Defendants in Swift were some thirty firms engaged in Chicago and other cities in the business of buying livestock in their stockyards, in converting it at their packing houses into fresh meat, and in the sale and shipment of such fresh meat to purchasers in other states. The charge against them was that they had entered into a combination to refrain from bidding against each other in the local markets, to fix the prices at which they would sell, to restrict shipments of meat, and to do other forbidden acts. The case was appealed to the Supreme Court on defendants’ contention that certain of the acts complained of were not acts of interstate commerce and so did not fall within a valid reading of the Sherman Act. The Court, however, sustained the government on the ground that the “scheme as a whole” came within the act, and that the local activities alleged were simply part and parcel of this general scheme.790
Referring to the purchase of livestock at the stockyards, the Court, speaking by Justice Holmes, said: “Commerce among the States is not a technical legal conception, but a practical one, drawn from the course of business. When cattle are sent for sale from a place in one State, with the expectation that they will end their transit, after purchase, in another, and when in effect they do so, with only the interruption necessary to find a purchaser at the stockyards, and when this is a typical, constantly recurring course, the current thus existing is a current of commerce among the States, and the purchase of the cattle is a part and incident of such commerce.”791 Likewise the sales alleged of fresh meat at the slaughtering places fell within the general design. Even if they imported a technical passing of title at the slaughtering places, they also imported that the sales were to persons in other states, and that shipments to such states were part of the transaction.792 Thus, sales of the type that in the Sugar Trust case were thrust to one side as immaterial from the point of view of the law, because they enabled the manufacturer “to fulfill its function,” were here treated as merged in an interstate commerce stream.

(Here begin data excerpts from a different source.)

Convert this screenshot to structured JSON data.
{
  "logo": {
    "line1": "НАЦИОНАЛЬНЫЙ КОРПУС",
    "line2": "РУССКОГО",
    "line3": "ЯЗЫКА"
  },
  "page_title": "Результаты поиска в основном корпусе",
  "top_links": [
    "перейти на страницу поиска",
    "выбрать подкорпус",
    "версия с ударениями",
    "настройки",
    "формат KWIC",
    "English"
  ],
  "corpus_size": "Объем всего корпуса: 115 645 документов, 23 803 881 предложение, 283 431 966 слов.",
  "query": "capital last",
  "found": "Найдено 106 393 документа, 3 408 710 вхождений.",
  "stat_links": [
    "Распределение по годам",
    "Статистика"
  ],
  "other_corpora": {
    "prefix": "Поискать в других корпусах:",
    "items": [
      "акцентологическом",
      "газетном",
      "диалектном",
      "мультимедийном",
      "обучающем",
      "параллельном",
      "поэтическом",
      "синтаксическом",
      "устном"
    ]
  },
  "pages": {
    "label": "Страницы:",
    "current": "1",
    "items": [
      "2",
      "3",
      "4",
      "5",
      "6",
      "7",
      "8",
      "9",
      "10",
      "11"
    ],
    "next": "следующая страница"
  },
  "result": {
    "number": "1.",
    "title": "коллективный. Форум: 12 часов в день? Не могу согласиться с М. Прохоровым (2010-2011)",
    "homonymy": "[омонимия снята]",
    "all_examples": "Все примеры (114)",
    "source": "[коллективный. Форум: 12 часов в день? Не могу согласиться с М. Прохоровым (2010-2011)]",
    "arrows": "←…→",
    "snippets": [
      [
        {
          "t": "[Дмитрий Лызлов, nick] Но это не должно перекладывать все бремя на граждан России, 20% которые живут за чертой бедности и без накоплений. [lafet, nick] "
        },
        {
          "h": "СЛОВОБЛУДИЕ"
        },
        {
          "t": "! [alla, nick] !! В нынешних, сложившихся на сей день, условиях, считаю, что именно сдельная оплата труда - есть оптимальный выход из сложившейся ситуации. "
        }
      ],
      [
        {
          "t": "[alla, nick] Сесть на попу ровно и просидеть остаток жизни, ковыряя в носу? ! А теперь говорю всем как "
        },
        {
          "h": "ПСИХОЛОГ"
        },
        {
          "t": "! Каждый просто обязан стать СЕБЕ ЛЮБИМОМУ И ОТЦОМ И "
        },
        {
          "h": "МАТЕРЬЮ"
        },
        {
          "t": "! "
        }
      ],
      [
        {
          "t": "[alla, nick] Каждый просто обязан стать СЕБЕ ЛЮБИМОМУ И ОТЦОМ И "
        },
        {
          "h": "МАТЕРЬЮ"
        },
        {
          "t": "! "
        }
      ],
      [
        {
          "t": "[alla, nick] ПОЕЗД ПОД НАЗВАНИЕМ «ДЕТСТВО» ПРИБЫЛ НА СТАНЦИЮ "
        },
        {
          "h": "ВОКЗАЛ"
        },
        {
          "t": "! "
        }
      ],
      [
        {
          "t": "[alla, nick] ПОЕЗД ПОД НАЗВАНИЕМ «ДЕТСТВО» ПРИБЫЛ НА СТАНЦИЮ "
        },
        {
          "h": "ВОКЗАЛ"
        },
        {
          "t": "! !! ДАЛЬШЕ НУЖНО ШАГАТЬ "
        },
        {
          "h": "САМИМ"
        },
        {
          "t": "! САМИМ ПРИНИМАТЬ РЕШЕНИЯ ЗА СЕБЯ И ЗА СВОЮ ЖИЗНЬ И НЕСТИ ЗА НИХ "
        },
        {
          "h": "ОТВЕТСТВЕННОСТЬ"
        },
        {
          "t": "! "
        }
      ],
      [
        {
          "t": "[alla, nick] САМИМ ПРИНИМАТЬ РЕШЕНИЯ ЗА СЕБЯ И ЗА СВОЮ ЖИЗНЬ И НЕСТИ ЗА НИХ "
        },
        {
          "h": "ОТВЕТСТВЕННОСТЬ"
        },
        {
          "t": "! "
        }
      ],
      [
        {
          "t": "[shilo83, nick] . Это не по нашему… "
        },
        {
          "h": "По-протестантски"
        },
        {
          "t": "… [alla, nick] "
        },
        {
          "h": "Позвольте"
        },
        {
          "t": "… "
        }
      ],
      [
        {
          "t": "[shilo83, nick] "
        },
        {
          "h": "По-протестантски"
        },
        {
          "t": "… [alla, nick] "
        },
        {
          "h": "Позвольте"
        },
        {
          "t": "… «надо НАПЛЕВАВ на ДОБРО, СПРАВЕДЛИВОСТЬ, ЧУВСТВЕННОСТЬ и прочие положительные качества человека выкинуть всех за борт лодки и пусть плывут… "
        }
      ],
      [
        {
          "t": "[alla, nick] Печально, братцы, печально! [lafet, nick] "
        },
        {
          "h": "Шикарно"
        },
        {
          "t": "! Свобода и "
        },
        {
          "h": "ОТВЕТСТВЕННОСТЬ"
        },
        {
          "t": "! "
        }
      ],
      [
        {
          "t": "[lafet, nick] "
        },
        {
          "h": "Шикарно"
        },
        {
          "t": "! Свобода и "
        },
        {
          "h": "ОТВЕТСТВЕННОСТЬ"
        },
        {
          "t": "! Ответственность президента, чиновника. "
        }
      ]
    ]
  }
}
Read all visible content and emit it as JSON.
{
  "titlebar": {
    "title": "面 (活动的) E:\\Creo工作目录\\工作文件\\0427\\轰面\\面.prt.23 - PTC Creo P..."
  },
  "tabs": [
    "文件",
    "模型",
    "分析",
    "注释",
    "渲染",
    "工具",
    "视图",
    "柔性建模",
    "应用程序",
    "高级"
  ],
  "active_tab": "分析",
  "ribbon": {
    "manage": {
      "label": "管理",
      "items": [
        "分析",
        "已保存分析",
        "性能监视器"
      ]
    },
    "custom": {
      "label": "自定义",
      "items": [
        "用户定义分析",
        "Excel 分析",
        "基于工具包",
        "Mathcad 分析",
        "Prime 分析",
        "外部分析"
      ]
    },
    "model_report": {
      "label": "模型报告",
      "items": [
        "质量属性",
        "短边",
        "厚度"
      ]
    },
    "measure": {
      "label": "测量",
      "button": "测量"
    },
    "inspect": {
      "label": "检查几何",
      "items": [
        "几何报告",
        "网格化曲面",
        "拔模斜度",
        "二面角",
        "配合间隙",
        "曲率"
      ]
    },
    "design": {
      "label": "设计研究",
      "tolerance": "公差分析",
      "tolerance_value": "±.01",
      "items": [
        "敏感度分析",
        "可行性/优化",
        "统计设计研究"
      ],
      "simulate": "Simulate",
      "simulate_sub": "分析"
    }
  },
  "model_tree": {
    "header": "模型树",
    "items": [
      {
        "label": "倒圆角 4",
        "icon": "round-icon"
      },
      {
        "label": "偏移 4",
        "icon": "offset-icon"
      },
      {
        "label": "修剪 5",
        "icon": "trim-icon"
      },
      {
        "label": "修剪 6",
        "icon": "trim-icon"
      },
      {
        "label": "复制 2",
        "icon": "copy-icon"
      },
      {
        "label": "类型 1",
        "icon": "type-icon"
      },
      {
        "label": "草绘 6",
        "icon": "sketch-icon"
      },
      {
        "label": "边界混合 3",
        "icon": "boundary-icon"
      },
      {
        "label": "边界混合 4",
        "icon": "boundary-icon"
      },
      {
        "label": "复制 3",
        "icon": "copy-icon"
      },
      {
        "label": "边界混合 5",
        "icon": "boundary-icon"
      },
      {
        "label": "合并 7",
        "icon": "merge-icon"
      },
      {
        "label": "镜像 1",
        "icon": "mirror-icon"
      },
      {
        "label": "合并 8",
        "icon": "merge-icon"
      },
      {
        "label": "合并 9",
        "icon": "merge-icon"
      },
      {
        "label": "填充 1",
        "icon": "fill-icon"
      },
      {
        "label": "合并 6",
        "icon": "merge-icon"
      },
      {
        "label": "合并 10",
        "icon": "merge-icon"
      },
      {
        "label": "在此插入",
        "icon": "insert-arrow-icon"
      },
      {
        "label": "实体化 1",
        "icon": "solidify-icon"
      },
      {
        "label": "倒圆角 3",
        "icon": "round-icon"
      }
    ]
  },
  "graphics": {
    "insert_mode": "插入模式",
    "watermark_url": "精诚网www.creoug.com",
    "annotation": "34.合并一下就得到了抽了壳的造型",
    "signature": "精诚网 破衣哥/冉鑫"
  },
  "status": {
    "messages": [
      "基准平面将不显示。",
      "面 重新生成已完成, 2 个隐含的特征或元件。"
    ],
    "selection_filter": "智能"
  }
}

Thus, the concept of commerce as trade, that is, as traffic, again entered the constitutional law picture, with the result that conditions directly affecting interstate trade could not be dismissed on the ground that they affected interstate commerce, in the sense of interstate transportation, only “indirectly.” Lastly, the Court added these significant words: “But we do not mean to imply that the rule which marks the point at which state taxation or regulation becomes permissible necessarily is beyond the scope of interference by Congress in cases where such interference is deemed necessary for the protection of commerce among the States.”793 That is to say, the line that confines state power from one side does not always confine national power from the other. Even though the line accurately divides the subject matter of the complementary spheres, national power is always entitled to take on the additional extension that is requisite to guarantee its effective exercise and is furthermore supreme.